Coming to terms with Shiv’s condition has been and continues to be extremely difficult for us, involving endless sleepless nights, crying ourselves to sleep, hours just holding Shiv in our arms, hugging him and wishing that we could take it away, feelings of anger and frustration while sitting with him while he sleeps …. “why is there no treatment, medicine has come on in leaps and bounds, yet there is no cure for Duchene…”
We have hope… We need hope… we will fight… we need to fight… we need YOU to help us… to Smile with Shiv
Shiv is not aware of his condition at the moment so we don’t talk to him about it. If you see Shiv please bear in mind that he is not aware of his condition, we kindly ask you not to discuss the condition in front of him, to talk to him about it or to highlight any muscle weakness. We plan to tell him when we feel it is right for him and thank you for respecting our decision.

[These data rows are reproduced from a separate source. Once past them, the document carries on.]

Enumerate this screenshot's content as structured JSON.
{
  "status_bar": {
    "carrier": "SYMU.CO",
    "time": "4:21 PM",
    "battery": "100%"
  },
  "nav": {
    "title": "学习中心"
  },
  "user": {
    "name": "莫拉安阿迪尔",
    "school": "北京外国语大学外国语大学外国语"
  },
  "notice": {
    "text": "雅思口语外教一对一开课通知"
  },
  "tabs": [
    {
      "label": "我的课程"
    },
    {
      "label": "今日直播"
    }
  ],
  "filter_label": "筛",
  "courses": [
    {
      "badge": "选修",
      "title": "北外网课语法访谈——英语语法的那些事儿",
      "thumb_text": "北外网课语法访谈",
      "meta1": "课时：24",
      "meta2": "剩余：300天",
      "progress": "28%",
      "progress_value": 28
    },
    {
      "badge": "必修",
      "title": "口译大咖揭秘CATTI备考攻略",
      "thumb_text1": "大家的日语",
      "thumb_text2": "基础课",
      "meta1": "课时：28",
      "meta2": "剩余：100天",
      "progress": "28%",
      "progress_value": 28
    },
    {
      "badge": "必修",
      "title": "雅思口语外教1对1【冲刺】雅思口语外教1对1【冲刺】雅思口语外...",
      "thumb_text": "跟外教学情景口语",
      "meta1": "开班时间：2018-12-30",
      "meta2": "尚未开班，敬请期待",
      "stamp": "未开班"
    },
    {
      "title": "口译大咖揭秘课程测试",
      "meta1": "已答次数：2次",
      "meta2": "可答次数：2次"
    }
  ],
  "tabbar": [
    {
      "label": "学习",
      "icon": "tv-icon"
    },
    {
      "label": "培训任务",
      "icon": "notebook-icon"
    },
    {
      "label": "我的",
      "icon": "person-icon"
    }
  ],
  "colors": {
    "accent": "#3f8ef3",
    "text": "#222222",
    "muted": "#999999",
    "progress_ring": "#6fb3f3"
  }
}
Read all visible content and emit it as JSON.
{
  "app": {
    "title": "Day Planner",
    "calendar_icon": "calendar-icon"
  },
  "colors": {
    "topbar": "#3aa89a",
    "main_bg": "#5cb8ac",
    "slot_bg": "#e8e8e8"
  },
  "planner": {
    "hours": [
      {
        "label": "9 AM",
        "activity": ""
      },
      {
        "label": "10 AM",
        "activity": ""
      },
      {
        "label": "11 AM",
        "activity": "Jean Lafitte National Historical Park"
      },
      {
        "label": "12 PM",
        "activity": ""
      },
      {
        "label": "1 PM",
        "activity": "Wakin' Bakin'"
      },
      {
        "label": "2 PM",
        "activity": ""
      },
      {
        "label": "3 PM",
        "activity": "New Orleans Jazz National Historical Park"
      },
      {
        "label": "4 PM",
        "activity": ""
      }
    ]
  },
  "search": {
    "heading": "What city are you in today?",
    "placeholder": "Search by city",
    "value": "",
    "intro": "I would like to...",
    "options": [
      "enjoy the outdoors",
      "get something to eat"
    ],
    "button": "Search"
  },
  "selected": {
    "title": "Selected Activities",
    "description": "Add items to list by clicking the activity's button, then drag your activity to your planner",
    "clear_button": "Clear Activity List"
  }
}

Although not aware, he is now starting to ask why he can’t run as fast as his friends and why he can’t peddle his bike like his friends; we tell him it’s because his muscles are a little weak, we tell him that it is okay for his muscles to be this way and there is nothing wrong with that, we also tell him that if anyone asks why he can’t do something to say ‘it is because my muscles are not as strong’. We also stress to him that he should only do what he can and that it is ok for him to take a break if his legs hurt or if he gets tired, we also tell him that mummy and daddy are working very hard to help his muscles.